Les deux entités sont indissociables et se fondent l’une dans l’autre. La simplicité avec laquelle Eastwood nous le fait comprendre est la marque des grands. La gestion du temps historique et intime, de par sa fluidité et son rythme, est miraculeuse. L’utilisation du flashback y est frénétique, complexe. Étant pourtant une marque évidente de la forme classique, l’efficacité narrative et plastique du flashback est ici mise à l’épreuve, forcé à l’évolution. Le résultat est de taille, puisque le film navigue dans le temps avec une force rare, confirmant Eastwood dans son rôle inné de conteur.. Le passé est le présent s’opposent et se complètent, jusqu’à une fausse révélation finale qui nous éclaire sur l’ambivalence du personnage. Le biopic redevient passionnant.
Le contraste est donc palpable, non seulement dans le mode de narration du film, mais également à l’intérieur même de son personnage. Républicain conservateur, Hoover se voit comme une haute figure morale, incorruptible : une incarnation de l’Amérique puritaine, individualiste et patriotique.
Mais quel intérêt y a t-il à passer 2h20 en compagnie d’un tel personnage, si aucune empathie ne s’installe. C’est là que l’approche ambiguë d’Eastwood prend toute sa valeur. Malgré la négativité du personnage, on se prend très vite d’affection pour lui, à mesure que l’on prend conscience de ses démons intérieurs et de ses frustrations.
L’homosexualité supposée d’Hoover n’est pas anecdotique pour le metteur en scène.

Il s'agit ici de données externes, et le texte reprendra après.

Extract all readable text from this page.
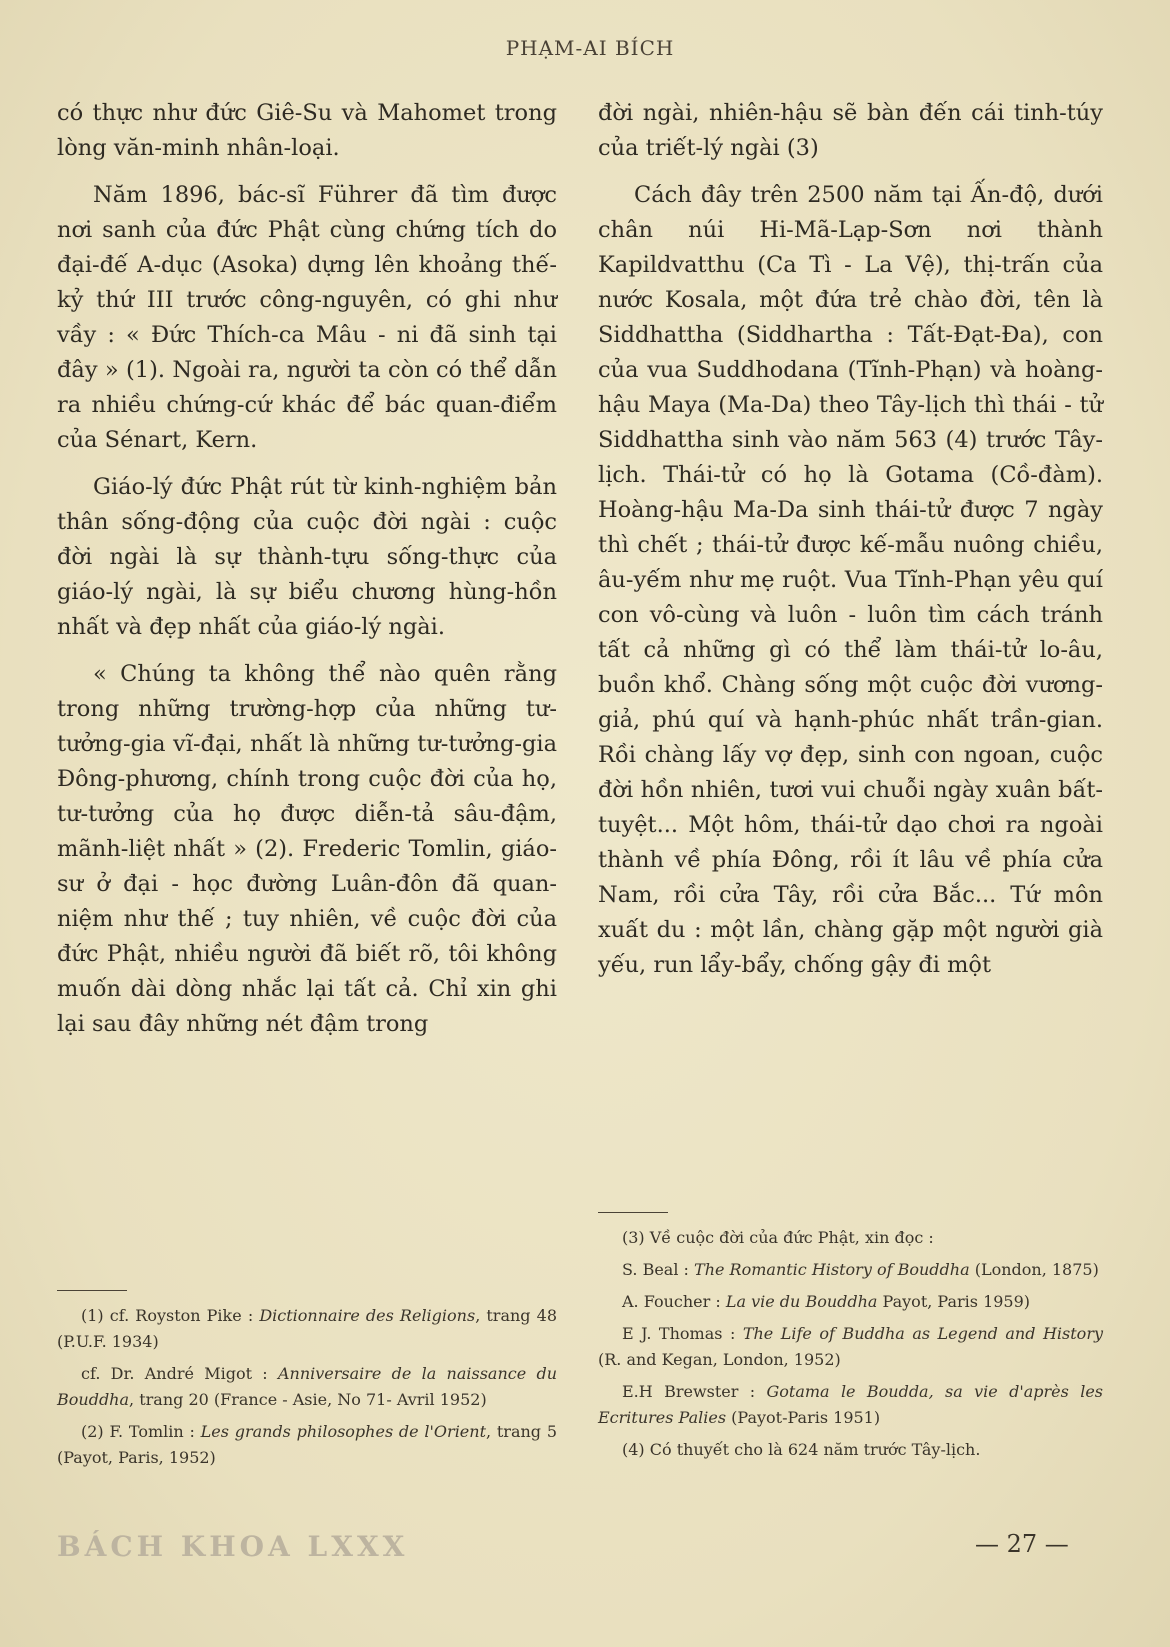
PHẠM-AI BÍCH

có thực như đức Giê-Su và Mahomet trong lòng văn-minh nhân-loại.

Năm 1896, bác-sĩ Führer đã tìm được nơi sanh của đức Phật cùng chứng tích do đại-đế A-dục (Asoka) dựng lên khoảng thế-kỷ thứ III trước công-nguyên, có ghi như vầy : « Đức Thích-ca Mâu - ni đã sinh tại đây » (1). Ngoài ra, người ta còn có thể dẫn ra nhiều chứng-cứ khác để bác quan-điểm của Sénart, Kern.

Giáo-lý đức Phật rút từ kinh-nghiệm bản thân sống-động của cuộc đời ngài : cuộc đời ngài là sự thành-tựu sống-thực của giáo-lý ngài, là sự biểu chương hùng-hồn nhất và đẹp nhất của giáo-lý ngài.

« Chúng ta không thể nào quên rằng trong những trường-hợp của những tư-tưởng-gia vĩ-đại, nhất là những tư-tưởng-gia Đông-phương, chính trong cuộc đời của họ, tư-tưởng của họ được diễn-tả sâu-đậm, mãnh-liệt nhất » (2). Frederic Tomlin, giáo-sư ở đại - học đường Luân-đôn đã quan-niệm như thế ; tuy nhiên, về cuộc đời của đức Phật, nhiều người đã biết rõ, tôi không muốn dài dòng nhắc lại tất cả. Chỉ xin ghi lại sau đây những nét đậm trong

đời ngài, nhiên-hậu sẽ bàn đến cái tinh-túy của triết-lý ngài (3)

Cách đây trên 2500 năm tại Ấn-độ, dưới chân núi Hi-Mã-Lạp-Sơn nơi thành Kapildvatthu (Ca Tì - La Vệ), thị-trấn của nước Kosala, một đứa trẻ chào đời, tên là Siddhattha (Siddhartha : Tất-Đạt-Đa), con của vua Suddhodana (Tĩnh-Phạn) và hoàng-hậu Maya (Ma-Da) theo Tây-lịch thì thái - tử Siddhattha sinh vào năm 563 (4) trước Tây-lịch. Thái-tử có họ là Gotama (Cồ-đàm). Hoàng-hậu Ma-Da sinh thái-tử được 7 ngày thì chết ; thái-tử được kế-mẫu nuông chiều, âu-yếm như mẹ ruột. Vua Tĩnh-Phạn yêu quí con vô-cùng và luôn - luôn tìm cách tránh tất cả những gì có thể làm thái-tử lo-âu, buồn khổ. Chàng sống một cuộc đời vương-giả, phú quí và hạnh-phúc nhất trần-gian. Rồi chàng lấy vợ đẹp, sinh con ngoan, cuộc đời hồn nhiên, tươi vui chuỗi ngày xuân bất-tuyệt... Một hôm, thái-tử dạo chơi ra ngoài thành về phía Đông, rồi ít lâu về phía cửa Nam, rồi cửa Tây, rồi cửa Bắc... Tứ môn xuất du : một lần, chàng gặp một người già yếu, run lẩy-bẩy, chống gậy đi một

(1) cf. Royston Pike : Dictionnaire des Religions, trang 48 (P.U.F. 1934)

cf. Dr. André Migot : Anniversaire de la naissance du Bouddha, trang 20 (France - Asie, No 71- Avril 1952)

(2) F. Tomlin : Les grands philosophes de l'Orient, trang 5 (Payot, Paris, 1952)

(3) Về cuộc đời của đức Phật, xin đọc :

S. Beal : The Romantic History of Bouddha (London, 1875)

A. Foucher : La vie du Bouddha Payot, Paris 1959)

E J. Thomas : The Life of Buddha as Legend and History (R. and Kegan, London, 1952)

E.H Brewster : Gotama le Boudda, sa vie d'après les Ecritures Palies (Payot-Paris 1951)

(4) Có thuyết cho là 624 năm trước Tây-lịch.

BÁCH KHOA LXXX	— 27 —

C’est, bien au contraire, l’angle qui lui permet de rendre le personnage fragile et finalement beau. Sa relation avec Tolson, son second, est filmée avec une passion contenue des plus subtiles, offrant les moments les plus forts du film. On retrouve ici la passion du mélodrame, qui fit la force de Sur la route de Madison (1995) et de Million dollar Baby (2004).
On ne cherche jamais à convaincre dans J. Edgar, mais d’abord à éprouver et ensuite comprendre. Comprendre quoi ? Probablement la complexité du monde. Di Caprio contribue grandement à la sympathie du personnage. Habitué au rôle positif et figureiconique du cinéma moderne, il met immédiatement le spectateur de son côté. Sa rencontre avec le rôle offre une des plus belles performances du moment. D’autant que l’acteur propose plus qu’une simple incarnation mimétique. Les jeux de masques, qui le vieillissent, permettent de créer l’illusion. Les deux hommes ne font qu’un. On est face à bien plus qu’un grand acteur jouant un grand homme.
C’est une fusion.
Mais l’empathie est pondéré. L’intelligence du scénariste a été d’installer des personnages capables de faire contraste avec Hoover, afin de lui faire remarquer ses abus, son extrémisme, et sa folie. Le rôle des scribes, mais aussi celui de Tolson, et de Helen Gandy, la fidèle secrétaire du directeur, sont là pour objectiviser le récit aux moments opportuns. Que peut-on alors reprocher à un film qui refuse si subtilement la manipulation et la mise en place de vérités évidentes, au profit d’une vision obscure et tiraillée de l’histoire des hommes ? Pas grand chose.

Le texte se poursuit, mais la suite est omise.